Leading The Largest Blood Center In The World
New York Blood Center
Just as skin provides a protective outer wrapper for the body, the blood that courses through our veins and arteries, feeds every part of the inner corpus. As Chairman of the New York Blood Center (NYBC), Howard Milstein leads the largest blood center in the world, aside from The Red Cross. NYBC serves 200 hospitals by providing a safe blood supply to an area of 20 million inhabitants. It also provides for 20% of blood marrow transplants in the region. But beyond blood banking, NYBC’s advanced research in virology, immunochemistry, and red cell physiology is redefining the state of the art in treatment of blood diseases. Foremost among these breakthroughs is the Howard P. Milstein National Cord Blood Center – host to the world’s first and largest public cord blood bank.

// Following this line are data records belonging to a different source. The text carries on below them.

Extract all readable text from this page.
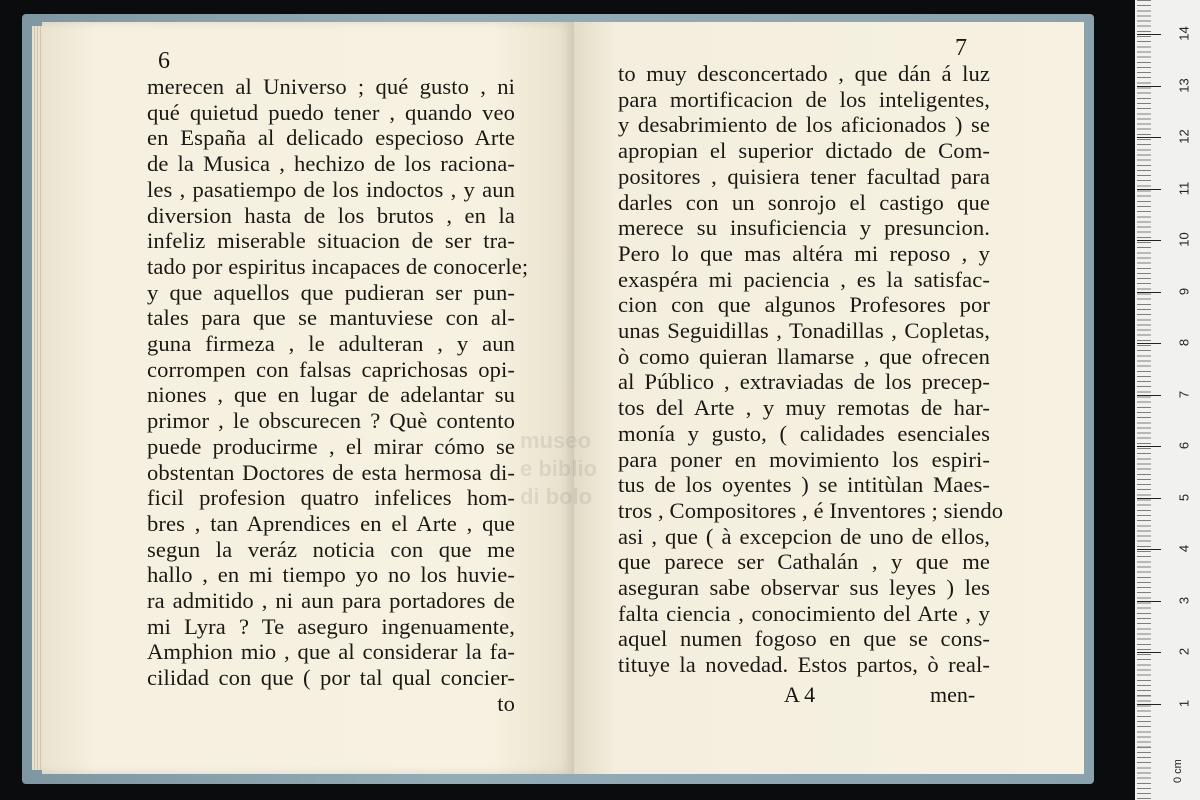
6	7
merecen al Universo ; qué gusto , ni
qué quietud puedo tener , quando veo
en España al delicado especioso Arte
de la Musica , hechizo de los raciona-
les , pasatiempo de los indoctos , y aun
diversion hasta de los brutos , en la
infeliz miserable situacion de ser tra-
tado por espiritus incapaces de conocerle;
y que aquellos que pudieran ser pun-
tales para que se mantuviese con al-
guna firmeza , le adulteran , y aun
corrompen con falsas caprichosas opi-
niones , que en lugar de adelantar su
primor , le obscurecen ? Què contento
puede producirme , el mirar cómo se
obstentan Doctores de esta hermosa di-
ficil profesion quatro infelices hom-
bres , tan Aprendices en el Arte , que
segun la veráz noticia con que me
hallo , en mi tiempo yo no los huvie-
ra admitido , ni aun para portadores de
mi Lyra ? Te aseguro ingenuamente,
Amphion mio , que al considerar la fa-
cilidad con que ( por tal qual concier-
to
to muy desconcertado , que dán á luz
para mortificacion de los inteligentes,
y desabrimiento de los aficionados ) se
apropian el superior dictado de Com-
positores , quisiera tener facultad para
darles con un sonrojo el castigo que
merece su insuficiencia y presuncion.
Pero lo que mas altéra mi reposo , y
exaspéra mi paciencia , es la satisfac-
cion con que algunos Profesores por
unas Seguidillas , Tonadillas , Copletas,
ò como quieran llamarse , que ofrecen
al Público , extraviadas de los precep-
tos del Arte , y muy remotas de har-
monía y gusto, ( calidades esenciales
para poner en movimiento los espiri-
tus de los oyentes ) se intitùlan Maes-
tros , Compositores , é Inventores ; siendo
asi , que ( à excepcion de uno de ellos,
que parece ser Cathalán , y que me
aseguran sabe observar sus leyes ) les
falta ciencia , conocimiento del Arte , y
aquel numen fogoso en que se cons-
tituye la novedad. Estos partos, ò real-
A 4	men-
14
13
12
11
10
9
8
7
6
5
4
3
2
1
0 cm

Umbilical cord blood, a rich source of blood-forming stem cells, completely by-passes the moral and political controversies linked to the use of fetal cells for medical research. As such, it has opened a vast new universe of medical technology.
In 1989, Drs. Pablo Rubinstein and Cladd Stevens presented the concept of public cord blood banking to the National Institutes of Health. The NYBC program was established by 1992. In 1998, the New England Journal of Medicine published a watershed analysis of the results from the first 562 transplant recipients.
Since then, 45,000 mothers have donated their umbilical cords and the use of cord blood is expanding exponentially.
Cord blood has now been supplied for 80 different diseases and has been used in more than 15,000 transplants. And it attained the first known cure of sickle cell anemia from an unrelated donor. Today, the NYBC cord blood program provides one-third of the world’s cord blood units for transplantation from unrelated donors, serving patients in 34 countries.